Quando cheguei em casa naquela noite, me deitei, mas não dormi. Fiquei escrevendo várias mensagens para Davis e apagando, até enfim deixar o celular de lado e pegar o laptop. Queria saber o que tinha acontecido com a vida on-line dele, para onde Davis fora depois de abandonar as mídias sociais.
Quando procurei o nome dele no Google, veio uma torrente de notícias sobre o pai: “CEO da Pickett Engenharia revela que não deixará um centavo para os filhos adolescentes” e coisas do tipo. Davis não tinha atualizado Instagram, Facebook, Twitter nem o blog desde o sumiço do pai, e as buscas pelos dois nomes de usuário dele, dallgoodman e davis_naodave02, só me levaram a outras pessoas.
Comecei, então, a procurar nomes de usuário parecidos (dallgoodman02, davis_naodave, davis_naodavid) e a testar opções no Facebook e nos servidores de blogs. Depois de mais de uma hora nisso, já passando da meia-noite, finalmente tive a ideia de buscar a frase: “As folhas seguiram seu caminho, vocês também deveriam ir.”
Apareceu um único link, que levava a um blog de um tal de anônimo02. Havia sido criado dois meses antes e, assim como o outro blog de Davis, as postagens eram quase todas citações ou textos curtos e enigmáticos.
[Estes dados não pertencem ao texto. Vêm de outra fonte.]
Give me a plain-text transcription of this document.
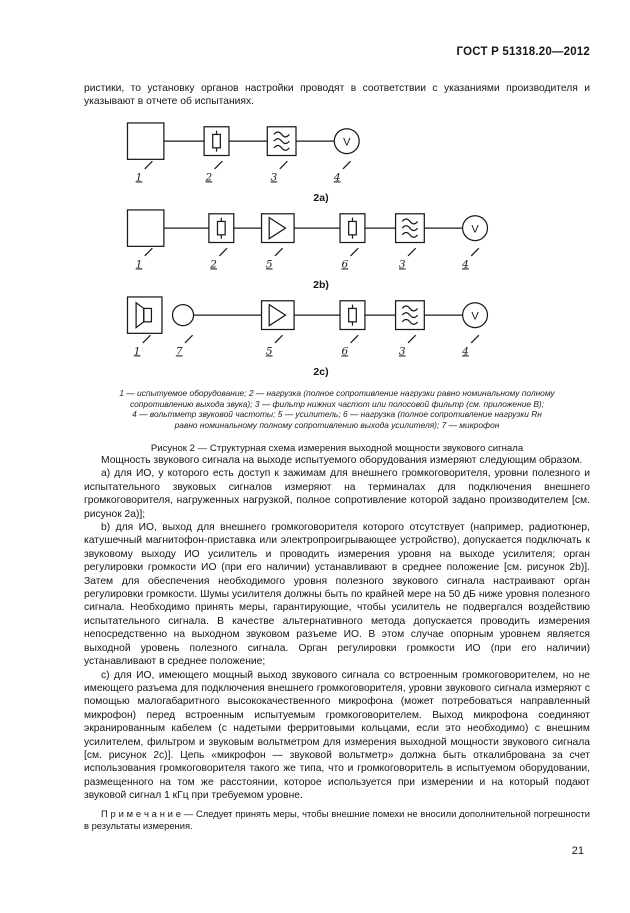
ГОСТ Р 51318.20—2012

ристики, то установку органов настройки проводят в соответствии с указаниями производителя и указывают в отчете об испытаниях.

V
1	2	3	4
2a)
V
1	2	5	6	3	4
2b)
V
1	7	5	6	3	4
2c)
1 — испытуемое оборудование; 2 — нагрузка (полное сопротивление нагрузки равно номинальному полному
сопротивлению выхода звука); 3 — фильтр нижних частот или полосовой фильтр (см. приложение В);
4 — вольтметр звуковой частоты; 5 — усилитель; 6 — нагрузка (полное сопротивление нагрузки Rн
равно номинальному полному сопротивлению выхода усилителя); 7 — микрофон
Рисунок 2 — Структурная схема измерения выходной мощности звукового сигнала

Мощность звукового сигнала на выходе испытуемого оборудования измеряют следующим образом.

а) для ИО, у которого есть доступ к зажимам для внешнего громкоговорителя, уровни полезного и испытательного звуковых сигналов измеряют на терминалах для подключения внешнего громкоговорителя, нагруженных нагрузкой, полное сопротивление которой задано производителем [см. рисунок 2а)];

b) для ИО, выход для внешнего громкоговорителя которого отсутствует (например, радиотюнер, катушечный магнитофон-приставка или электропроигрывающее устройство), допускается подключать к звуковому выходу ИО усилитель и проводить измерения уровня на выходе усилителя; орган регулировки громкости ИО (при его наличии) устанавливают в среднее положение [см. рисунок 2b)]. Затем для обеспечения необходимого уровня полезного звукового сигнала настраивают орган регулировки громкости. Шумы усилителя должны быть по крайней мере на 50 дБ ниже уровня полезного сигнала. Необходимо принять меры, гарантирующие, чтобы усилитель не подвергался воздействию испытательного сигнала. В качестве альтернативного метода допускается проводить измерения непосредственно на выходном звуковом разъеме ИО. В этом случае опорным уровнем является выходной уровень полезного сигнала. Орган регулировки громкости ИО (при его наличии) устанавливают в среднее положение;

с) для ИО, имеющего мощный выход звукового сигнала со встроенным громкоговорителем, но не имеющего разъема для подключения внешнего громкоговорителя, уровни звукового сигнала измеряют с помощью малогабаритного высококачественного микрофона (может потребоваться направленный микрофон) перед встроенным испытуемым громкоговорителем. Выход микрофона соединяют экранированным кабелем (с надетыми ферритовыми кольцами, если это необходимо) с внешним усилителем, фильтром и звуковым вольтметром для измерения выходной мощности звукового сигнала [см. рисунок 2с)]. Цепь «микрофон — звуковой вольтметр» должна быть откалибрована за счет использования громкоговорителя такого же типа, что и громкоговоритель в испытуемом оборудовании, размещенного на том же расстоянии, которое используется при измерении и на который подают звуковой сигнал 1 кГц при требуемом уровне.

П р и м е ч а н и е — Следует принять меры, чтобы внешние помехи не вносили дополнительной погрешности в результаты измерения.

21
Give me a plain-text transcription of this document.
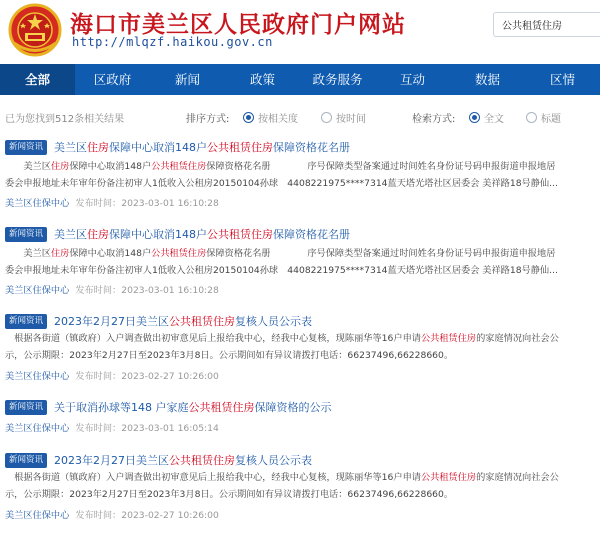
海口市美兰区人民政府门户网站
http://mlqzf.haikou.gov.cn
公共租赁住房
全部	区政府	新闻	政策	政务服务	互动	数据	区情
已为您找到512条相关结果	排序方式:	按相关度	按时间	检索方式:	全文	标题
新闻资讯	美兰区住房保障中心取消148户公共租赁住房保障资格花名册
　　美兰区住房保障中心取消148户公共租赁住房保障资格花名册　　　　序号保障类型备案通过时间姓名身份证号码申报街道申报地居
委会申报地址未年审年份备注初审人1低收入公租房20150104孙球　4408221975****7314蓝天塔光塔社区居委会 美祥路18号静仙...
美兰区住保中心 发布时间：2023-03-01 16:10:28
新闻资讯	美兰区住房保障中心取消148户公共租赁住房保障资格花名册
　　美兰区住房保障中心取消148户公共租赁住房保障资格花名册　　　　序号保障类型备案通过时间姓名身份证号码申报街道申报地居
委会申报地址未年审年份备注初审人1低收入公租房20150104孙球　4408221975****7314蓝天塔光塔社区居委会 美祥路18号静仙...
美兰区住保中心 发布时间：2023-03-01 16:10:28
新闻资讯	2023年2月27日美兰区公共租赁住房复核人员公示表
　根据各街道（镇政府）入户调查做出初审意见后上报给我中心，经我中心复核，现陈丽华等16户申请公共租赁住房的家庭情况向社会公
示，公示期限：2023年2月27日至2023年3月8日。公示期间如有异议请拨打电话：66237496,66228660。
美兰区住保中心 发布时间：2023-02-27 10:26:00
新闻资讯	关于取消孙球等148 户家庭公共租赁住房保障资格的公示
美兰区住保中心 发布时间：2023-03-01 16:05:14
新闻资讯	2023年2月27日美兰区公共租赁住房复核人员公示表
　根据各街道（镇政府）入户调查做出初审意见后上报给我中心，经我中心复核，现陈丽华等16户申请公共租赁住房的家庭情况向社会公
示，公示期限：2023年2月27日至2023年3月8日。公示期间如有异议请拨打电话：66237496,66228660。
美兰区住保中心 发布时间：2023-02-27 10:26:00
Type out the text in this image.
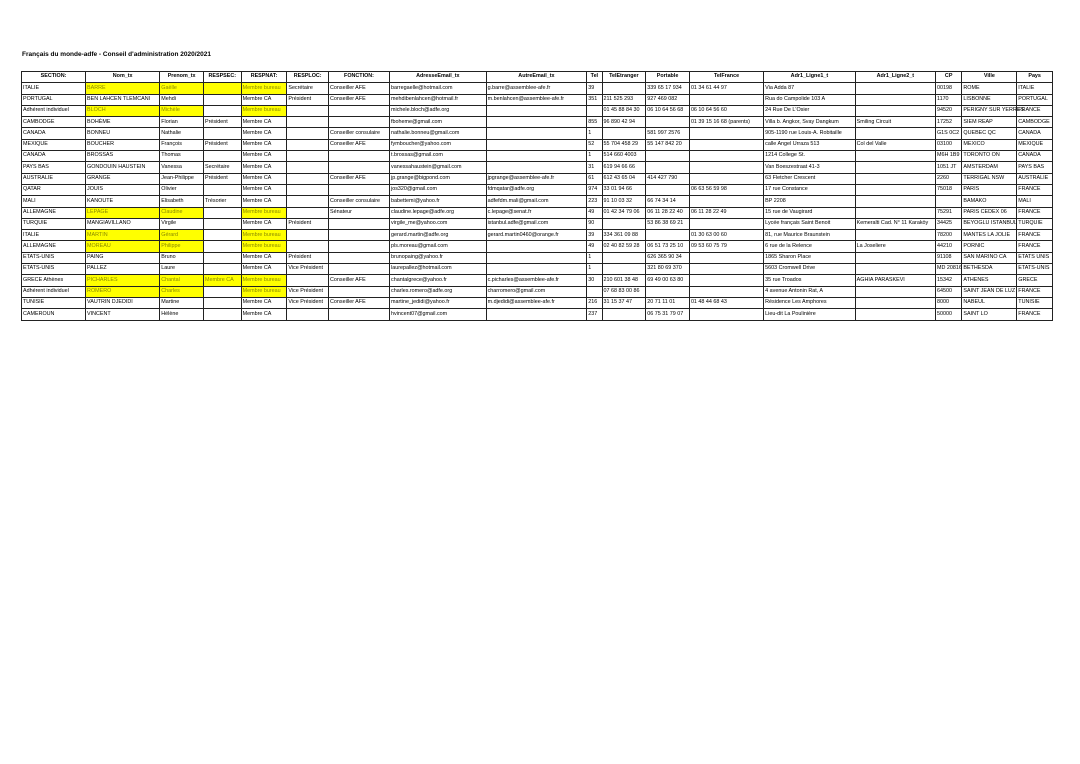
Français du monde-adfe - Conseil d'administration 2020/2021
SECTION:	Nom_tx	Prenom_tx	RESPSEC:	RESPNAT:	RESPLOC:	FONCTION:	AdresseEmail_tx	AutreEmail_tx	Tel	TelEtranger	Portable	TelFrance	Adr1_Ligne1_t	Adr1_Ligne2_t	CP	Ville	Pays
ITALIE	BARRE	Gaëlle		Membre bureau	Secrétaire	Conseiller AFE	barregaelle@hotmail.com	g.barre@assemblee-afe.fr	39		339 65 17 934	01 34 61 44 97	Via Adda 87		00198	ROME	ITALIE
PORTUGAL	BEN LAHCEN TLEMCANI	Mehdi		Membre CA	Président	Conseiller AFE	mehdibenlahcen@hotmail.fr	m.benlahcen@assemblee-afe.fr	351	211 525 293	927 469 082		Rua do Campolide 103 A		1170	LISBONNE	PORTUGAL
Adhérent individuel	BLOCH	Michèle		Membre bureau			michele.bloch@adfe.org			01 45 88 84 30	06 10 64 56 68	06 10 64 56 60	24 Rue De L'Osier		94520	PERIGNY SUR YERRES	FRANCE
CAMBODGE	BOHÈME	Florian	Président	Membre CA			fboheme@gmail.com		855	96 890 42 94		01 39 15 16 68 (parents)	Villa b. Angkor, Svay Dangkum	Smiling Circuit	17252	SIEM REAP	CAMBODGE
CANADA	BONNEU	Nathalie		Membre CA		Conseiller consulaire	nathalie.bonneu@gmail.com		1		581 997 2576		905-1190 rue Louis-A. Robitaille		G1S 0C2	QUEBEC QC	CANADA
MEXIQUE	BOUCHER	François	Président	Membre CA		Conseiller AFE	fymboucher@yahoo.com		52	55 704 458 29	55 147 842 20		calle Angel Urraza 513	Col del Valle	03100	MEXICO	MEXIQUE
CANADA	BROSSAS	Thomas		Membre CA			t.brossas@gmail.com		1	514 660 4003			1214 College St.		M6H 1B9	TORONTO ON	CANADA
PAYS BAS	GONDOUIN HAUSTEIN	Vanessa	Secrétaire	Membre CA			vanessahaustein@gmail.com		31	619 94 66 66			Van Boeszestraat 41-3		1051 JT	AMSTERDAM	PAYS BAS
AUSTRALIE	GRANGE	Jean-Philippe	Président	Membre CA		Conseiller AFE	jp.grange@bigpond.com	jpgrange@assemblee-afe.fr	61	612 43 65 04	414 427 790		63 Fletcher Crescent		2260	TERRIGAL NSW	AUSTRALIE
QATAR	JOUIS	Olivier		Membre CA			jos320@gmail.com	fdmqatar@adfe.org	974	33 01 94 66		06 63 56 59 98	17 rue Constance		75018	PARIS	FRANCE
MALI	KANOUTE	Elisabeth	Trésorier	Membre CA		Conseiller consulaire	babettemi@yahoo.fr	adfefdm.mali@gmail.com	223	91 10 03 32	66 74 34 14		BP 2208			BAMAKO	MALI
ALLEMAGNE	LEPAGE	Claudine		Membre bureau		Sénateur	claudine.lepage@adfe.org	c.lepage@senat.fr	49	01 42 34 79 06	06 11 28 22 40	06 11 28 22 49	15 rue de Vaugirard		75291	PARIS CEDEX 06	FRANCE
TURQUIE	MANGIAVILLANO	Virgile		Membre CA	Président		virgile_me@yahoo.com	istanbul.adfe@gmail.com	90		53 86 38 69 21		Lycée français Saint Benoit	Kemeralti Cad. N° 11 Karaköy	34425	BEYOGLU ISTANBUL	TURQUIE
ITALIE	MARTIN	Gérard		Membre bureau			gerard.martin@adfe.org	gerard.martin0460@orange.fr	39	334 361 09 88		01 30 63 00 60	81, rue Maurice Braunstein		78200	MANTES LA JOLIE	FRANCE
ALLEMAGNE	MOREAU	Philippe		Membre bureau			pls.moreau@gmail.com		49	02 40 82 59 28	06 51 73 25 10	09 53 60 75 79	6 rue de la Relence	La Joseliere	44210	PORNIC	FRANCE
ETATS-UNIS	PAING	Bruno		Membre CA	Président		brunopaing@yahoo.fr		1		626 365 90 34		1865 Sharon Place		91108	SAN MARINO CA	ETATS UNIS
ETATS-UNIS	PALLEZ	Laure		Membre CA	Vice Président		laurepallez@hotmail.com		1		321 80 69 370		5603 Cromwell Drive		MD 20816	BETHESDA	ETATS-UNIS
GRECE Athènes	PICHARLES	Chantal	Membre CA	Membre bureau		Conseiller AFE	chantalgrece@yahoo.fr	c.picharles@assemblee-afe.fr	30	210 601 38 48	69 49 00 63 80		35 rue Troados	AGHIA PARASKEVI	15342	ATHENES	GRECE
Adhérent individuel	ROMERO	Charles		Membre bureau	Vice Président		charles.romero@adfe.org	charromero@gmail.com		07 68 83 00 86			4 avenue Antonin Rat, A		64500	SAINT JEAN DE LUZ	FRANCE
TUNISIE	VAUTRIN DJEDIDI	Martine		Membre CA	Vice Président	Conseiller AFE	martine_jedidi@yahoo.fr	m.djedidi@assemblee-afe.fr	216	31 15 37 47	20 71 11 01	01 48 44 68 43	Résidence Les Amphores		8000	NABEUL	TUNISIE
CAMEROUN	VINCENT	Hélène		Membre CA			hvincent07@gmail.com		237		06 75 31 79 07		Lieu-dit La Poulinière		50000	SAINT LO	FRANCE
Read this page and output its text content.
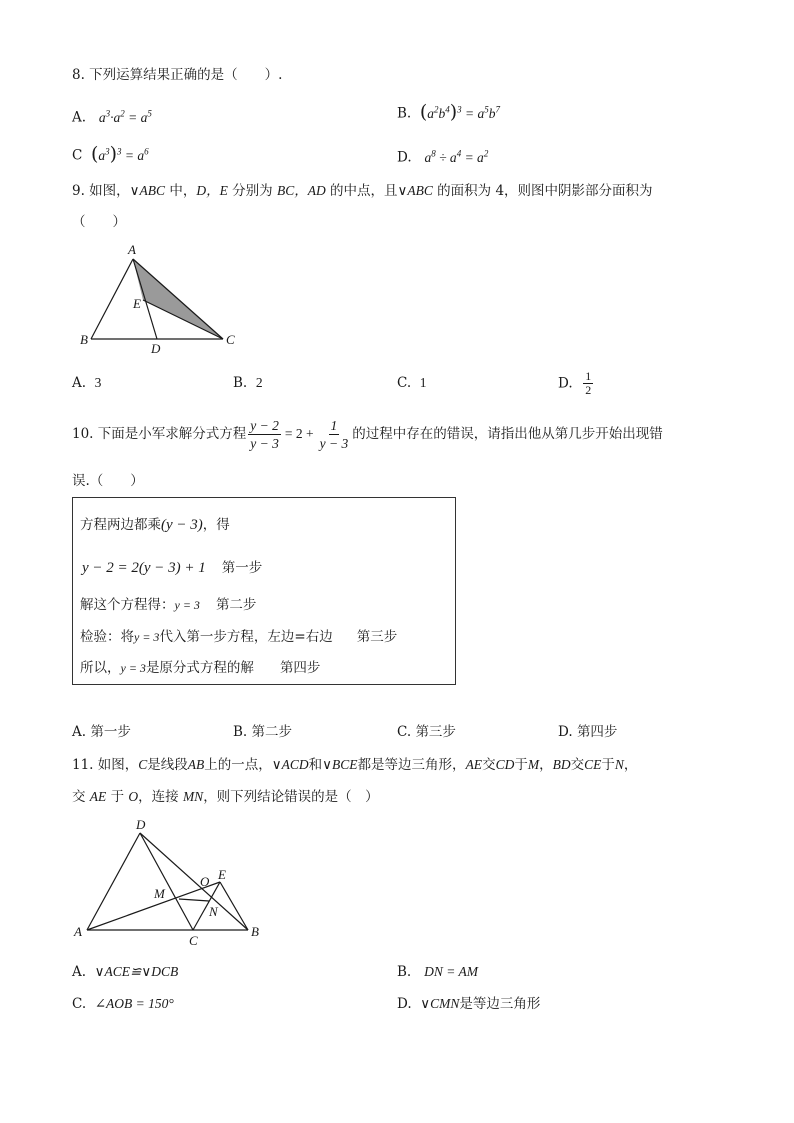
8. 下列运算结果正确的是（　　）.
A. $a^3\cdot a^2 = a^5$	B. $(a^2b^4)^3 = a^5b^7$
C $(a^3)^3 = a^6$	D. $a^8 \div a^4 = a^2$
9. 如图，∨ABC 中，D，E 分别为 BC，AD 的中点，且∨ABC 的面积为 4，则图中阴影部分面积为
（　　）
A
B	C
D
E
A. 3	B. 2	C. 1	D. $\frac{1}{2}$
10. 下面是小军求解分式方程 $\frac{y - 2}{y - 3} = 2 + \frac{1}{y - 3}$ 的过程中存在的错误，请指出他从第几步开始出现错
误.（　　）
方程两边都乘(y − 3)，得
y − 2 = 2(y − 3) + 1 第一步
解这个方程得：y = 3 第二步
检验：将y = 3代入第一步方程，左边=右边 第三步
所以，y = 3是原分式方程的解 第四步
A. 第一步	B. 第二步	C. 第三步	D. 第四步
11. 如图，C是线段AB上的一点，∨ACD和∨BCE都是等边三角形，AE交CD于M，BD交CE于N，
交 AE 于 O，连接 MN，则下列结论错误的是（　）
A	B
C
D
E
M
N
O
A. ∨ACE≌∨DCB	B. DN = AM
C. ∠AOB = 150°	D. ∨CMN是等边三角形
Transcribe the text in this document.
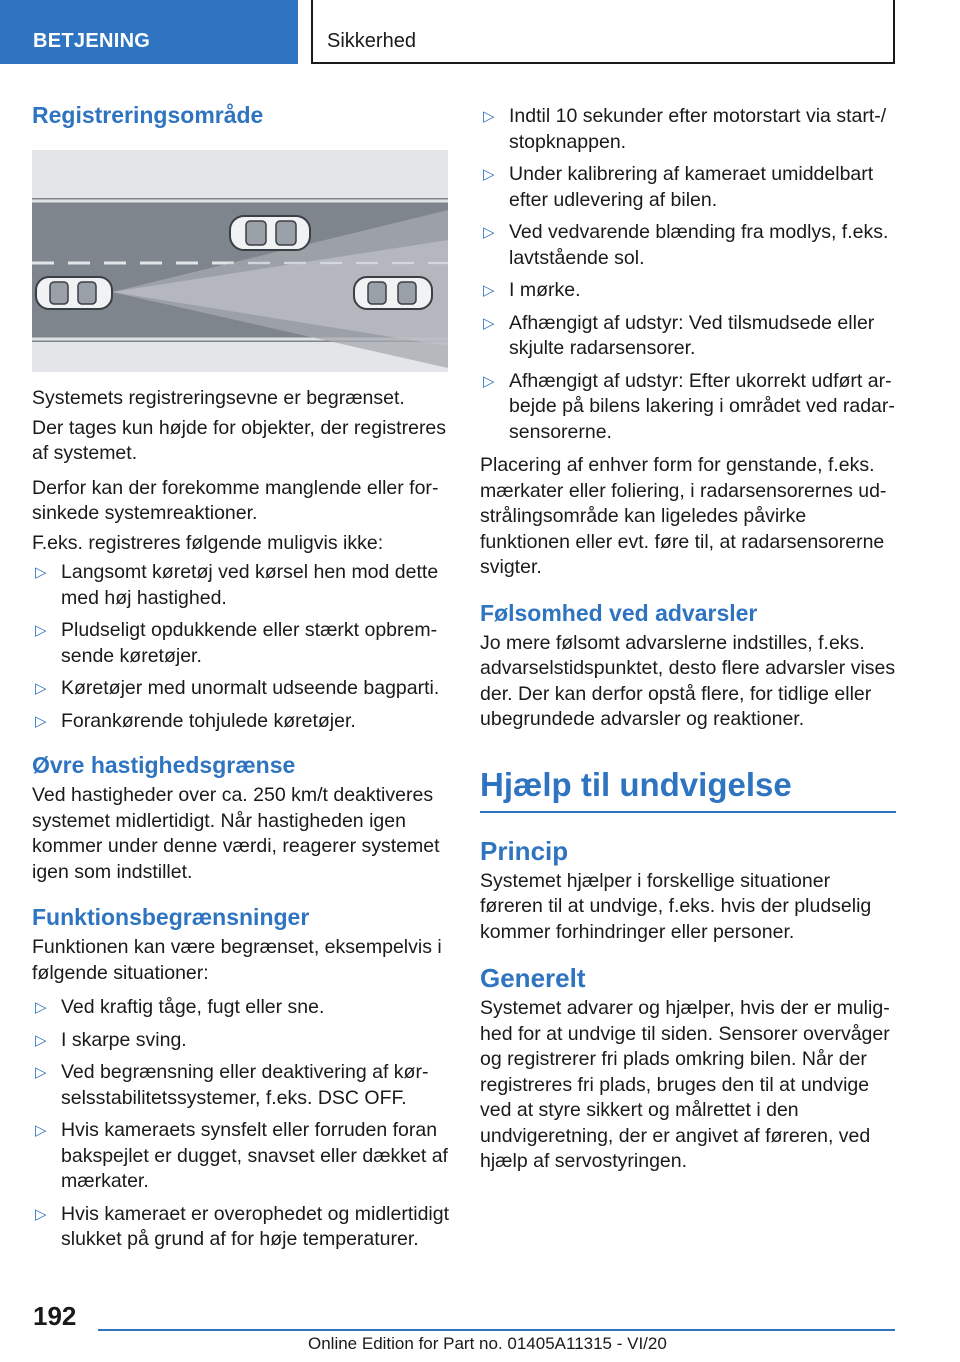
BETJENING	Sikkerhed
Registreringsområde

Systemets registreringsevne er begrænset.

Der tages kun højde for objekter, der registreres af systemet.

Derfor kan der forekomme manglende eller forsinkede systemreaktioner.

F.eks. registreres følgende muligvis ikke:

▷ Langsomt køretøj ved kørsel hen mod dette med høj hastighed.
▷ Pludseligt opdukkende eller stærkt opbremsende køretøjer.
▷ Køretøjer med unormalt udseende bagparti.
▷ Forankørende tohjulede køretøjer.
Øvre hastighedsgrænse

Ved hastigheder over ca. 250 km/t deaktiveres systemet midlertidigt. Når hastigheden igen kommer under denne værdi, reagerer systemet igen som indstillet.

Funktionsbegrænsninger

Funktionen kan være begrænset, eksempelvis i følgende situationer:

▷ Ved kraftig tåge, fugt eller sne.
▷ I skarpe sving.
▷ Ved begrænsning eller deaktivering af kørselsstabilitetssystemer, f.eks. DSC OFF.
▷ Hvis kameraets synsfelt eller forruden foran bakspejlet er dugget, snavset eller dækket af mærkater.
▷ Hvis kameraet er overophedet og midlertidigt slukket på grund af for høje temperaturer.
▷ Indtil 10 sekunder efter motorstart via start-/ stopknappen.
▷ Under kalibrering af kameraet umiddelbart efter udlevering af bilen.
▷ Ved vedvarende blænding fra modlys, f.eks. lavtstående sol.
▷ I mørke.
▷ Afhængigt af udstyr: Ved tilsmudsede eller skjulte radarsensorer.
▷ Afhængigt af udstyr: Efter ukorrekt udført arbejde på bilens lakering i området ved radarsensorerne.

Placering af enhver form for genstande, f.eks. mærkater eller foliering, i radarsensorernes udstrålingsområde kan ligeledes påvirke funktionen eller evt. føre til, at radarsensorerne svigter.

Følsomhed ved advarsler

Jo mere følsomt advarslerne indstilles, f.eks. advarselstidspunktet, desto flere advarsler vises der. Der kan derfor opstå flere, for tidlige eller ubegrundede advarsler og reaktioner.

Hjælp til undvigelse
Princip

Systemet hjælper i forskellige situationer føreren til at undvige, f.eks. hvis der pludselig kommer forhindringer eller personer.

Generelt

Systemet advarer og hjælper, hvis der er mulighed for at undvige til siden. Sensorer overvåger og registrerer fri plads omkring bilen. Når der registreres fri plads, bruges den til at undvige ved at styre sikkert og målrettet i den undvigeretning, der er angivet af føreren, ved hjælp af servostyringen.

192
Online Edition for Part no. 01405A11315 - VI/20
Mas esse novo blog também tinha uma aba “poemas”. Fui para a página inicial e desci até a primeira entrada:

“Posso resumir em três palavras tudo o que aprendi sobre a vida: a vida continua.”
— Robert Frost

Catorze dias desde que tudo isso começou. Não posso dizer que minha vida está pior — só menor. Basta olhar para cima pelo tempo certo para sentir nossa infinitesimalidade. A diferença entre estar vivo ou não — é alguma coisa. Mas de onde as estrelas estão olhando para nós, quase não há diferença entre as variedades de vida, entre mim e a grama recém-aparada onde estou deitado agora mesmo. Somos ambos deslumbramentos, o mais próximo de um milagre no universo conhecido.

“Partiu-se a Tábua em minha Mente / E eu fui cair de Chão em Chão…”
— Emily Dickinson

Há cerca de cem bilhões de estrelas na Via Láctea — aproximadamente uma para cada pessoa que já viveu. Esta noite, observando o céu, pensei sobre isso. O tempo estava quente demais para a estação e nunca se viram estrelas tão lindas por essas áreas. Quando olho para o alto, sempre tenho a sensação de estar caindo.
Mais cedo, ouvi meu irmão chorando no quarto dele e fiquei ali em frente à porta fechada por muito tempo. Sei que ele sabia que eu estava ali porque as tábuas do corredor rangeram e ele tentou conter os soluços, e eu só fiquei ali parado, encarando a porta, incapaz de abri-la.

“Até o silêncio / tem uma história para contar.”
— Jacqueline Woodson

A pior parte de estar totalmente sozinho é pensar em todas as vezes em que desejamos que todo mundo simplesmente nos deixasse em paz. Foi o que fizeram. Atenderam ao meu pedido, e acabei me saindo uma péssima companhia.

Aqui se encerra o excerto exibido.